A common misconception is that ISO 27001 is an IT-only affair. After all, we’re talking about information security. But ISO 27001 works precisely because it refuses to let information security get trapped in the IT silo. To earn certification, an organization has to spell out how each role participates in safeguarding information not by assumption, not by tradition, but in writing. Below are three concrete ways to anchor those roles and responsibilities in your organization.
Of course, IT professionals still shoulder much of the operational weight here. In large organizations, you may see a clean split between the person responsible for the technical security stack and the one charged with risk management. That division of labor is normal, and often necessary.
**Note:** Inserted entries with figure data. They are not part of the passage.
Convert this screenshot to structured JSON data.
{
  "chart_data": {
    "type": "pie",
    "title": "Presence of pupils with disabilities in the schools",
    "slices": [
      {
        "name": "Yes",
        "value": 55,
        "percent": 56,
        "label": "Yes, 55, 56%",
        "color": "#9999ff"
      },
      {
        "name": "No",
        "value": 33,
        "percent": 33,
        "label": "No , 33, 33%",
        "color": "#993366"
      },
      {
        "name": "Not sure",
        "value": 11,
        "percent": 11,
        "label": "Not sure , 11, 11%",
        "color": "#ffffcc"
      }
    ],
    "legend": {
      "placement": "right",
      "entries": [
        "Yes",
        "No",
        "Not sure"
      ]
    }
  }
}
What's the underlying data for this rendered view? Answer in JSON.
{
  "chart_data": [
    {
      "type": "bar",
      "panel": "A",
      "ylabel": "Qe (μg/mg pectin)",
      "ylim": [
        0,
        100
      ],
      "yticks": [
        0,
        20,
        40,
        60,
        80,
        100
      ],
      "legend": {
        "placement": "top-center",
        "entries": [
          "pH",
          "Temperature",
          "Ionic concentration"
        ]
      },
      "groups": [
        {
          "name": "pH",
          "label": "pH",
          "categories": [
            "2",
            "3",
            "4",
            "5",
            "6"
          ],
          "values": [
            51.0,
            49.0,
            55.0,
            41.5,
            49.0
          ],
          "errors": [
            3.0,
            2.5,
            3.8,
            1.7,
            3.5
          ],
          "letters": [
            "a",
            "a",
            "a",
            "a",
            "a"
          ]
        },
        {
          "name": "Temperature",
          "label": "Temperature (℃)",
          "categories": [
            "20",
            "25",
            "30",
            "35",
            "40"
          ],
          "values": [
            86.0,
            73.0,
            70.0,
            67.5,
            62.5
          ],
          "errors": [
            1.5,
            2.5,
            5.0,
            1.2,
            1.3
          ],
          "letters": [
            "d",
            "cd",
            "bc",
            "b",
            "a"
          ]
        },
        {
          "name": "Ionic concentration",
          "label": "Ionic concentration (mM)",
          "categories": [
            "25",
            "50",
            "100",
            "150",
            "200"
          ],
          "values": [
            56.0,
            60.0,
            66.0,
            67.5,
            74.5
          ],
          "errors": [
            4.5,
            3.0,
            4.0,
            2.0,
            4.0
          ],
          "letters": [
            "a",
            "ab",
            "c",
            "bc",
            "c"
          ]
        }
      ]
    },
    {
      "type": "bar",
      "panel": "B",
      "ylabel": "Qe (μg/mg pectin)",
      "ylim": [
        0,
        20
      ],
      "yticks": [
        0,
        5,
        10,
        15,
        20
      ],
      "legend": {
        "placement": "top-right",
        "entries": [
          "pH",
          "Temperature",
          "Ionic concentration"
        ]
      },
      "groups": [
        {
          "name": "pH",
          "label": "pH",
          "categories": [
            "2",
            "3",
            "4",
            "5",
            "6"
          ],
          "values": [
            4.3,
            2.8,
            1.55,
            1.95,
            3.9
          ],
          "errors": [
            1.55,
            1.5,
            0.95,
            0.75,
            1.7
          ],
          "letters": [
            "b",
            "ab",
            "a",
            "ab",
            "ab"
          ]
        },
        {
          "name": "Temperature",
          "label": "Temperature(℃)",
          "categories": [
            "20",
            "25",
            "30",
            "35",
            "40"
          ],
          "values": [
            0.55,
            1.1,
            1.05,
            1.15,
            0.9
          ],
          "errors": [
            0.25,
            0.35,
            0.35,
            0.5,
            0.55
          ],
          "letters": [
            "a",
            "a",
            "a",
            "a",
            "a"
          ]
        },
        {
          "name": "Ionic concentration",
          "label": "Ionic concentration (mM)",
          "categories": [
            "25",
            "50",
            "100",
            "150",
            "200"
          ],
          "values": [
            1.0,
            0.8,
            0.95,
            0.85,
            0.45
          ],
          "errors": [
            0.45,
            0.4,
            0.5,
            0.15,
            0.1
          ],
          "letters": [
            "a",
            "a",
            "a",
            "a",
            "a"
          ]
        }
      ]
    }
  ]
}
ISO 27001 doesn’t just want leadership to “support” the program in the vague sense. It expects senior leadership to be visibly involved. At minimum, leaders should take responsibility for approving the security policies required for compliance. They’re also in the best position to champion cybersecurity training and ensure everyone completes it. Resource management typically lands here as well—making sure people have what they need to secure information competently.
In smaller organizations, the line between leadership responsibilities and IT responsibilities can blur. If you have a single IT manager, leadership may need to play a supporting or oversight role in day-to-day security tasks. That dynamic tends to disappear in larger companies where duties can be distributed more formally.
Human Resources can play a major part in the compliance effort—again, depending on how large the HR function is. HR is often responsible for ensuring new hires receive the required cybersecurity training, managing or coordinating access control, and conducting background checks. These are not optional niceties; they are structural pieces of ISO 27001’s personnel controls.
As with your security policies, the final and most critical step is to document these roles and responsibilities, then make sure everyone understands their part. Roles should be defined by the position—not by the person currently sitting in that position. When people come and go, the responsibilities should remain constant. If they don’t, your ISMS will drift.